If I have ,say, 3 radiant loops off a single circulator (no zoning), piped off a common header, I would add head heights like a parallel circuit?

Head total = 1/ loop1 +1/loop2 +1/loop3 ?

I'd need circuit setters to balance them so the long loop would run and add those restrictions ? Or are those ignorable?

Jamie Hall

No. The formula you quote up there is for impedance n parallel for electronics. Water doesn't work that way.

If you are seeking the maximum head in a system of parallel loops, you simply look for the loop with the highest head loss. You do NOT add the heads in the various loops in any way. You DO add the flows to get the total flow.

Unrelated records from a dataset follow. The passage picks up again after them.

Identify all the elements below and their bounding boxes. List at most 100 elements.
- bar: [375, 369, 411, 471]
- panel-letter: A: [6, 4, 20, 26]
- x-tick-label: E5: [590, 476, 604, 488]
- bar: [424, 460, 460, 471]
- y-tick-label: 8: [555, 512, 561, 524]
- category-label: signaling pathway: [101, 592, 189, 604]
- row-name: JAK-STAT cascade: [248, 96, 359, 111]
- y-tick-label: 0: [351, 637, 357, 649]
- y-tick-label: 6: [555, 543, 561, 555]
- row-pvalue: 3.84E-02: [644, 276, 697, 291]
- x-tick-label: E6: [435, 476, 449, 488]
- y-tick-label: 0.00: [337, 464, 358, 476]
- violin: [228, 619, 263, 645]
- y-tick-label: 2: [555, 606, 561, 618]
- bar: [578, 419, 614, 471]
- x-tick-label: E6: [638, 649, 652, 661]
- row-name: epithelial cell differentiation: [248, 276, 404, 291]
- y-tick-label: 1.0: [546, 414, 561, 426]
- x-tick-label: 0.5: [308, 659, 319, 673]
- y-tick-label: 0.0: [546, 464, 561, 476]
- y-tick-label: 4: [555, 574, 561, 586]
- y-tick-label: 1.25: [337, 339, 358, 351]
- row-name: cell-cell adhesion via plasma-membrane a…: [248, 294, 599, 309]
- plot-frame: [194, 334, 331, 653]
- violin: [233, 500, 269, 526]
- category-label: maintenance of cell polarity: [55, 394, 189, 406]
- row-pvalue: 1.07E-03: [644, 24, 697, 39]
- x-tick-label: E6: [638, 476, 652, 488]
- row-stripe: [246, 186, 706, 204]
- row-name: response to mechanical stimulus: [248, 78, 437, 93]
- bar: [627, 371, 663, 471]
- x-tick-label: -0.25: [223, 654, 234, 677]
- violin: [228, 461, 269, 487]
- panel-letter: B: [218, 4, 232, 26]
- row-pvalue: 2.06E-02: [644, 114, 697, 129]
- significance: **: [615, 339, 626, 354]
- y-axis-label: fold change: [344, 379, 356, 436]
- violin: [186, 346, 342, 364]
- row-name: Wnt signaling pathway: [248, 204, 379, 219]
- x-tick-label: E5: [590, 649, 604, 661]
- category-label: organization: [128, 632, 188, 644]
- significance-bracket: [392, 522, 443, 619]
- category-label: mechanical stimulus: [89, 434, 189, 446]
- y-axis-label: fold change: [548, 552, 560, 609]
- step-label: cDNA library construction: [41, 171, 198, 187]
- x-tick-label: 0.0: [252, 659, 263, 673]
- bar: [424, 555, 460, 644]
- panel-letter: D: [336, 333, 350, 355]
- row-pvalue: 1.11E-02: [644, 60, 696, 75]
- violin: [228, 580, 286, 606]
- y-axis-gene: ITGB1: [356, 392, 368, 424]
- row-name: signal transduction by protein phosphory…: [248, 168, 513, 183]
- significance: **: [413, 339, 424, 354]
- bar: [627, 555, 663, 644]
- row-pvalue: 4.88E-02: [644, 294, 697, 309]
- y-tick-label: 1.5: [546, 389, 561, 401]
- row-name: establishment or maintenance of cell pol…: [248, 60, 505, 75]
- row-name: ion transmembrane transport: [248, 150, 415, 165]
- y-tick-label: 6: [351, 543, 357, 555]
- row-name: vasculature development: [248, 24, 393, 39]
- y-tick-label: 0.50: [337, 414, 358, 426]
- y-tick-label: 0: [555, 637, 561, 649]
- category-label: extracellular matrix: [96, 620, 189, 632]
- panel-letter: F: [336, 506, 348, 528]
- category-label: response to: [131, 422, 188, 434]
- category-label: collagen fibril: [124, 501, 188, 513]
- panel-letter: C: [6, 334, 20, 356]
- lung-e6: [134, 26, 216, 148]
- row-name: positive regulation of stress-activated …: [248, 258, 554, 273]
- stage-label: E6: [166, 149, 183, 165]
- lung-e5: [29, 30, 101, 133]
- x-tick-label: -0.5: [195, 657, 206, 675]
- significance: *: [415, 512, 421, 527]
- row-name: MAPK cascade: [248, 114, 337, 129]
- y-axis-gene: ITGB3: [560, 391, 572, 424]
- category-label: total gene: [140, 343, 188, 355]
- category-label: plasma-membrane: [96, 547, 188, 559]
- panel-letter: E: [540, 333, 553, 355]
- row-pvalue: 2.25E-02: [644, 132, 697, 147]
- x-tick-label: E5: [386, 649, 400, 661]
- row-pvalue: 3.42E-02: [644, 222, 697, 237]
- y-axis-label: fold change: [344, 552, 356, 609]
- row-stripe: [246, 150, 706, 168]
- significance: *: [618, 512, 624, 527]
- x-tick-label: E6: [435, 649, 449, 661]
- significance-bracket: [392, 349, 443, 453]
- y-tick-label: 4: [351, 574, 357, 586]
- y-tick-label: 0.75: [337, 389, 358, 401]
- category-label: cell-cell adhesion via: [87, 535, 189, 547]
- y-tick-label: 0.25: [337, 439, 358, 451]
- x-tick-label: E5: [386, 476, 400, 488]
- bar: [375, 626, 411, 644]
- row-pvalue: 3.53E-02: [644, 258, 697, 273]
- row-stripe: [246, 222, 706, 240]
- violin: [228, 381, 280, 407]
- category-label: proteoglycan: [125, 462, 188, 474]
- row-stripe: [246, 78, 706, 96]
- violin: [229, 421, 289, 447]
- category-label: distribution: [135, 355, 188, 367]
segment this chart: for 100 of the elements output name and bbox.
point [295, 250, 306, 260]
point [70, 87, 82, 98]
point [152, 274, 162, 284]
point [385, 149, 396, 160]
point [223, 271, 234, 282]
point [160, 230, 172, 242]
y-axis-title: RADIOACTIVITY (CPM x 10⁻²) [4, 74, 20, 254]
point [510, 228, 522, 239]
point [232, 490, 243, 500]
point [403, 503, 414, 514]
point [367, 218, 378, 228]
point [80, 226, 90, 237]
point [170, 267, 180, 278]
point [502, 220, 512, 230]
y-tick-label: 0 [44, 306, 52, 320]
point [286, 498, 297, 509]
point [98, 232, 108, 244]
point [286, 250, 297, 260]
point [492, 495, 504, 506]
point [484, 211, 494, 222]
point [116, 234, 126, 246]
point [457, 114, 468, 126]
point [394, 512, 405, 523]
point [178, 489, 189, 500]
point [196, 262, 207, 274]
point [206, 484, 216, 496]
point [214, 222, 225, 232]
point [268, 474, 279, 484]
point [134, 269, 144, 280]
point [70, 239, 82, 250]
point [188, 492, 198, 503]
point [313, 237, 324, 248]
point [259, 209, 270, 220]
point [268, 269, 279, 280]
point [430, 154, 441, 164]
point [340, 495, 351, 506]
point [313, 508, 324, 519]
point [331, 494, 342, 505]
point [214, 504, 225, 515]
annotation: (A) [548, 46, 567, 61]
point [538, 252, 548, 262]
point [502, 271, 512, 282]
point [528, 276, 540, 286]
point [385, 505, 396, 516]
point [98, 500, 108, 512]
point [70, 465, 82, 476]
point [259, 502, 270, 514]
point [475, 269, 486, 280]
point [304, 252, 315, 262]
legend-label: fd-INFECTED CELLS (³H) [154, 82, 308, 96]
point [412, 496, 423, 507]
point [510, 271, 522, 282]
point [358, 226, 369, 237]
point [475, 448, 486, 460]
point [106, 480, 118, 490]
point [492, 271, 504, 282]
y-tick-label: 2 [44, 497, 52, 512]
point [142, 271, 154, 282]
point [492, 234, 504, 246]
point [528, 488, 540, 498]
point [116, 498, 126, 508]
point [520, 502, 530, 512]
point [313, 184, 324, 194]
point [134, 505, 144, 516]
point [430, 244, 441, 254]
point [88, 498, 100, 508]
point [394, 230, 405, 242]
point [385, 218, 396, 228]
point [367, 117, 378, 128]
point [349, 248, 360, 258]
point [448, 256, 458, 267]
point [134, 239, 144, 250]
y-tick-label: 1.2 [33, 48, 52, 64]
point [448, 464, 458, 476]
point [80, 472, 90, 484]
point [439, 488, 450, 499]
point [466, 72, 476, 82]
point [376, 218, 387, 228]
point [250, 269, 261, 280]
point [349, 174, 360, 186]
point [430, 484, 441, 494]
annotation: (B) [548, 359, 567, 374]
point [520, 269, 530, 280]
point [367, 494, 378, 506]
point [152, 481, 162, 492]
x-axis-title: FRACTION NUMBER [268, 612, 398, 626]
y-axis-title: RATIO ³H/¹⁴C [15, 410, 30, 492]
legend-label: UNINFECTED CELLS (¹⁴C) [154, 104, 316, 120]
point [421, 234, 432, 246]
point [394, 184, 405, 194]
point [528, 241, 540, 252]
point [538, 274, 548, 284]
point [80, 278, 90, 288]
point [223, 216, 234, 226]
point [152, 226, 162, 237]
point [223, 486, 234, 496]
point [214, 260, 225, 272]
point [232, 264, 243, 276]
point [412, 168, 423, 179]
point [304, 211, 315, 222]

What is somewhat analogous electronics is that the flows in the various loops will divide so that each loop will have the same loss, just as in electronics each parallel path will have the same voltage drop.

Jamie Hall

Let me add to the above. The formula you posted is, of course, correct for determining the impedance in electrical circuits. The reason it does NOT work for hydraulic circuits is not, perhaps, obvious: in electrical circuits, the impedance is independent of the current flow, although, of course, there is a nice relationship (dear old Ohm) between impedance, current, and voltage — and the relationship is linear (let's not talk about alternating currents here…). In hydraulics this is not the case. The resistance to flow in an hydraulic circuit is not constant, but is related to flow velocity. In turbulent flow, the head loss is more or less proportional to the square of the velocity (and hence the square of the flow) (the best fit empirical exponent is 1.83, not 2). Contrast this with electrical circuits, where the voltage drop (analogous to head loss) is linearly proportional to the current (analogous to flow).

EBEBRATT-Ed

What @Jamie Hall said